John estava tão confuso que não conseguia nem falar.

– Te peguei direitinho, não?! – falou Tomás sorrindo – Você nunca notou? Mesmo?! Admito que Richard era um ator excepcional, mas ainda assim você deveria ter desconfiado! O Grande Sherlock Holmes!

– Por que não se apresentou diretamente? – perguntou Sherlock sério.

– Eu quis fazer uma brincadeirinha, ver se você desconfiava! Me enganei! – complementou fingindo um falso desapontamento. – Aparentemente também não sou tão burro quanto você e Mycroft julgavam!

– Espera, você pagou um ator para fingir ser um manda chuva psicopata? – falou John.

– Uau! – exclamou Tomás – Ele é realmente lerdo! – virou-se para Sherlock – Como suporta ele perto de você? — virou-se agora para John – Sim, eu paguei Richard Brooke, muito bem pago na verdade, para fingir ser Jim Moriarty, um chefe do mundo do crime! O psicopata foi por conta dele! Um toque extra que eu adorei, deu mais verdade ao personagem, não acham?!

– Por que?! – perguntou John, ainda tentando entender o que realmente estava acontecendo.

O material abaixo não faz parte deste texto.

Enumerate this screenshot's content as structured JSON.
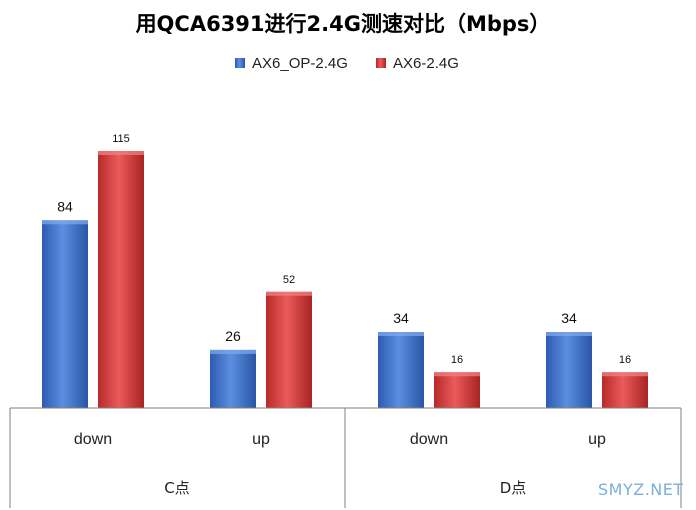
{
  "chart_data": {
    "type": "bar",
    "title": "用QCA6391进行2.4G测速对比（Mbps）",
    "groups": [
      {
        "name": "C点",
        "categories": [
          "down",
          "up"
        ]
      },
      {
        "name": "D点",
        "categories": [
          "down",
          "up"
        ]
      }
    ],
    "series": [
      {
        "name": "AX6_OP-2.4G",
        "color": "#3a6fc6",
        "values": [
          84,
          26,
          34,
          34
        ]
      },
      {
        "name": "AX6-2.4G",
        "color": "#d03535",
        "values": [
          115,
          52,
          16,
          16
        ]
      }
    ],
    "ylim": [
      0,
      115
    ],
    "legend_position": "top-center",
    "grid": false
  },
  "watermark": "SMYZ.NET"
}
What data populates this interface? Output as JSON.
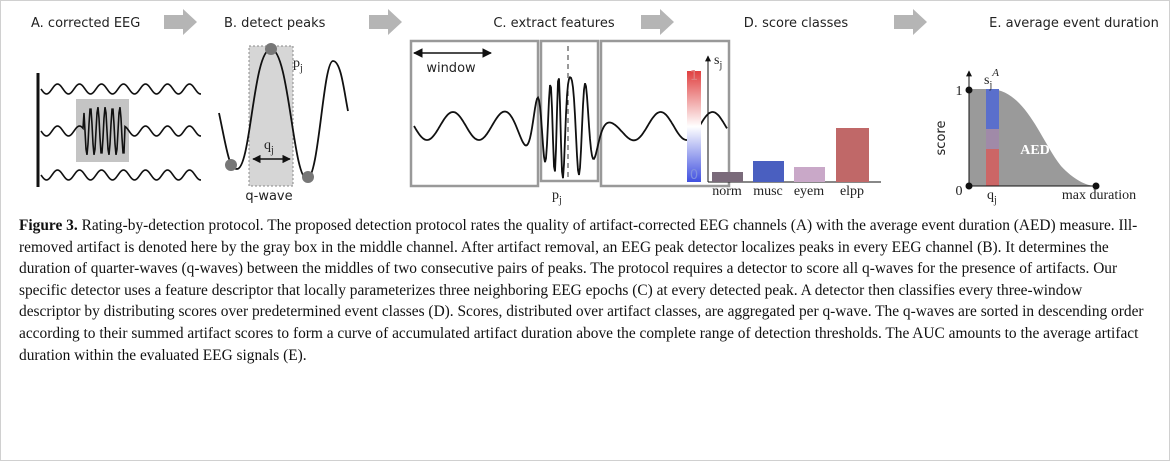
{
  "panels": [
    {
      "title": "A. corrected EEG"
    },
    {
      "title": "B. detect peaks",
      "peak_label": {
        "base": "p",
        "sub": "j"
      },
      "interval_label": {
        "base": "q",
        "sub": "j"
      },
      "wave_label": "q-wave"
    },
    {
      "title": "C. extract features",
      "window_label": "window",
      "peak_label": {
        "base": "p",
        "sub": "j"
      }
    },
    {
      "title": "D. score classes",
      "score_label": {
        "base": "s",
        "sub": "j"
      },
      "colorbar_ticks": [
        1,
        0
      ],
      "classes": [
        "norm",
        "musc",
        "eyem",
        "elpp"
      ]
    },
    {
      "title": "E. average event duration",
      "score_label": {
        "base": "s",
        "sub": "j",
        "sup": "A"
      },
      "y_axis_label": "score",
      "y_ticks": [
        1,
        0
      ],
      "x_label": {
        "base": "q",
        "sub": "j"
      },
      "x_end_label": "max duration",
      "area_label": "AED"
    }
  ],
  "caption": {
    "label": "Figure 3.",
    "text": "Rating-by-detection protocol. The proposed detection protocol rates the quality of artifact-corrected EEG channels (A) with the average event duration (AED) measure. Ill-removed artifact is denoted here by the gray box in the middle channel. After artifact removal, an EEG peak detector localizes peaks in every EEG channel (B). It determines the duration of quarter-waves (q-waves) between the middles of two consecutive pairs of peaks. The protocol requires a detector to score all q-waves for the presence of artifacts. Our specific detector uses a feature descriptor that locally parameterizes three neighboring EEG epochs (C) at every detected peak. A detector then classifies every three-window descriptor by distributing scores over predetermined event classes (D). Scores, distributed over artifact classes, are aggregated per q-wave. The q-waves are sorted in descending order according to their summed artifact scores to form a curve of accumulated artifact duration above the complete range of detection thresholds. The AUC amounts to the average artifact duration within the evaluated EEG signals (E)."
  }
}
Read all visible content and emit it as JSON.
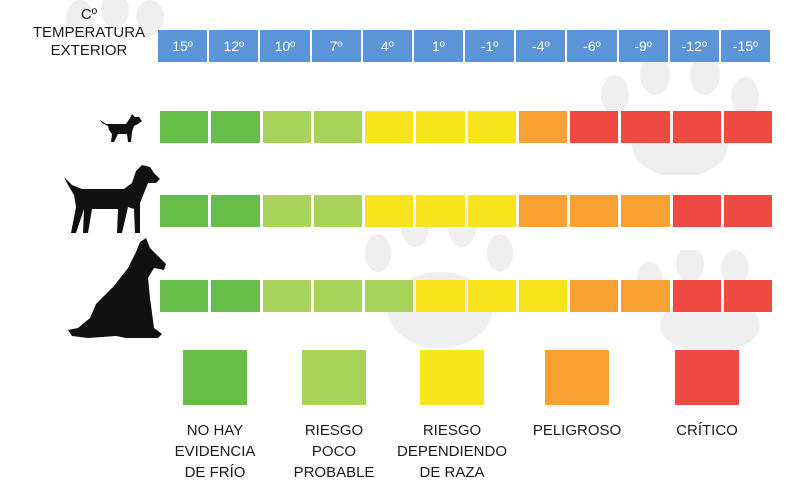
{
  "colors": {
    "green": "#66bd47",
    "light_green": "#a8d25a",
    "yellow": "#f9e51c",
    "orange": "#f8a033",
    "red": "#ee4a42",
    "temp_blue": "#5b95d7"
  },
  "header": {
    "unit_symbol": "Cº",
    "title_line1": "TEMPERATURA",
    "title_line2": "EXTERIOR"
  },
  "temperatures": [
    "15º",
    "12º",
    "10º",
    "7º",
    "4º",
    "1º",
    "-1º",
    "-4º",
    "-6º",
    "-9º",
    "-12º",
    "-15º"
  ],
  "dogs": [
    {
      "icon": "small-dog-icon",
      "risk": [
        "green",
        "green",
        "light_green",
        "light_green",
        "yellow",
        "yellow",
        "yellow",
        "orange",
        "red",
        "red",
        "red",
        "red"
      ]
    },
    {
      "icon": "medium-dog-icon",
      "risk": [
        "green",
        "green",
        "light_green",
        "light_green",
        "yellow",
        "yellow",
        "yellow",
        "orange",
        "orange",
        "orange",
        "red",
        "red"
      ]
    },
    {
      "icon": "large-dog-icon",
      "risk": [
        "green",
        "green",
        "light_green",
        "light_green",
        "light_green",
        "yellow",
        "yellow",
        "yellow",
        "orange",
        "orange",
        "red",
        "red"
      ]
    }
  ],
  "legend": [
    {
      "color": "green",
      "lines": [
        "NO HAY",
        "EVIDENCIA",
        "DE FRÍO"
      ]
    },
    {
      "color": "light_green",
      "lines": [
        "RIESGO",
        "POCO",
        "PROBABLE"
      ]
    },
    {
      "color": "yellow",
      "lines": [
        "RIESGO",
        "DEPENDIENDO",
        "DE RAZA"
      ]
    },
    {
      "color": "orange",
      "lines": [
        "PELIGROSO"
      ]
    },
    {
      "color": "red",
      "lines": [
        "CRÍTICO"
      ]
    }
  ]
}
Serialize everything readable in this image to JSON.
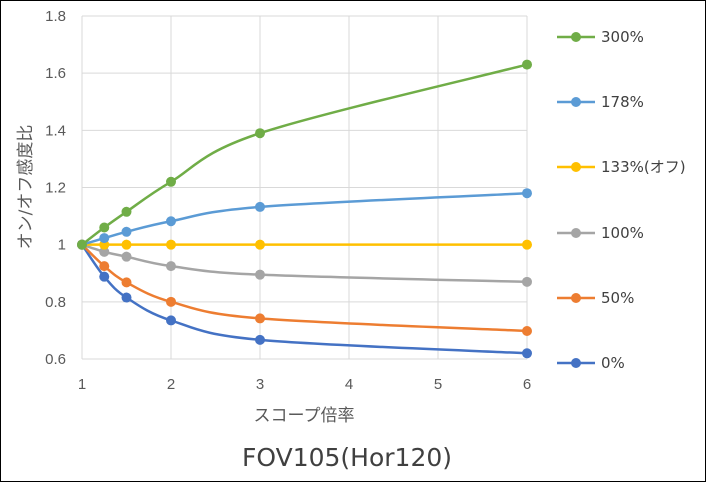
{
  "chart_data": {
    "type": "line",
    "title": "FOV105(Hor120)",
    "xlabel": "スコープ倍率",
    "ylabel": "オン/オフ感度比",
    "xlim": [
      1,
      6
    ],
    "ylim": [
      0.6,
      1.8
    ],
    "x_ticks": [
      1,
      2,
      3,
      4,
      5,
      6
    ],
    "y_ticks": [
      "0.6",
      "0.8",
      "1",
      "1.2",
      "1.4",
      "1.6",
      "1.8"
    ],
    "grid": true,
    "smooth": true,
    "legend_position": "right",
    "series": [
      {
        "name": "300%",
        "color": "#70AD47",
        "x": [
          1,
          1.25,
          1.5,
          2,
          3,
          6
        ],
        "values": [
          1.0,
          1.06,
          1.115,
          1.22,
          1.39,
          1.63
        ]
      },
      {
        "name": "178%",
        "color": "#5B9BD5",
        "x": [
          1,
          1.25,
          1.5,
          2,
          3,
          6
        ],
        "values": [
          1.0,
          1.023,
          1.045,
          1.082,
          1.132,
          1.18
        ]
      },
      {
        "name": "133%(オフ)",
        "color": "#FFC000",
        "x": [
          1,
          1.25,
          1.5,
          2,
          3,
          6
        ],
        "values": [
          1.0,
          1.0,
          1.0,
          1.0,
          1.0,
          1.0
        ]
      },
      {
        "name": "100%",
        "color": "#A5A5A5",
        "x": [
          1,
          1.25,
          1.5,
          2,
          3,
          6
        ],
        "values": [
          1.0,
          0.975,
          0.958,
          0.925,
          0.895,
          0.87
        ]
      },
      {
        "name": "50%",
        "color": "#ED7D31",
        "x": [
          1,
          1.25,
          1.5,
          2,
          3,
          6
        ],
        "values": [
          1.0,
          0.925,
          0.868,
          0.8,
          0.742,
          0.698
        ]
      },
      {
        "name": "0%",
        "color": "#4472C4",
        "x": [
          1,
          1.25,
          1.5,
          2,
          3,
          6
        ],
        "values": [
          1.0,
          0.888,
          0.815,
          0.735,
          0.667,
          0.62
        ]
      }
    ]
  }
}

– Sherlock pode te responder isso! – falou Tomás sarcástico – Não quer esclarecer a mente do seu pequeno cãozinho, Sherly?!

– Tomás inventou Moriarty para que pudesse falar através dele! Me avisar para ficar longe de seus negócios! Era uma forma de mandar seu recado sem ter que aparecer pessoalmente para mim e Mycroft.

Dava para notar o quanto Tomás estava adorando aquilo tudo. Sherlock ainda estava com aquele olhar perdido, de quem ainda esta associando tudo o que pode. Dois homens entraram na sala e cochicharam algo no ouvido de Tomás. Ele sorriu e depois virou-se para Sherlock e John.

– O papo está muito bom, mas se me dão licença, preciso me encontrar com meu irmão mais velho!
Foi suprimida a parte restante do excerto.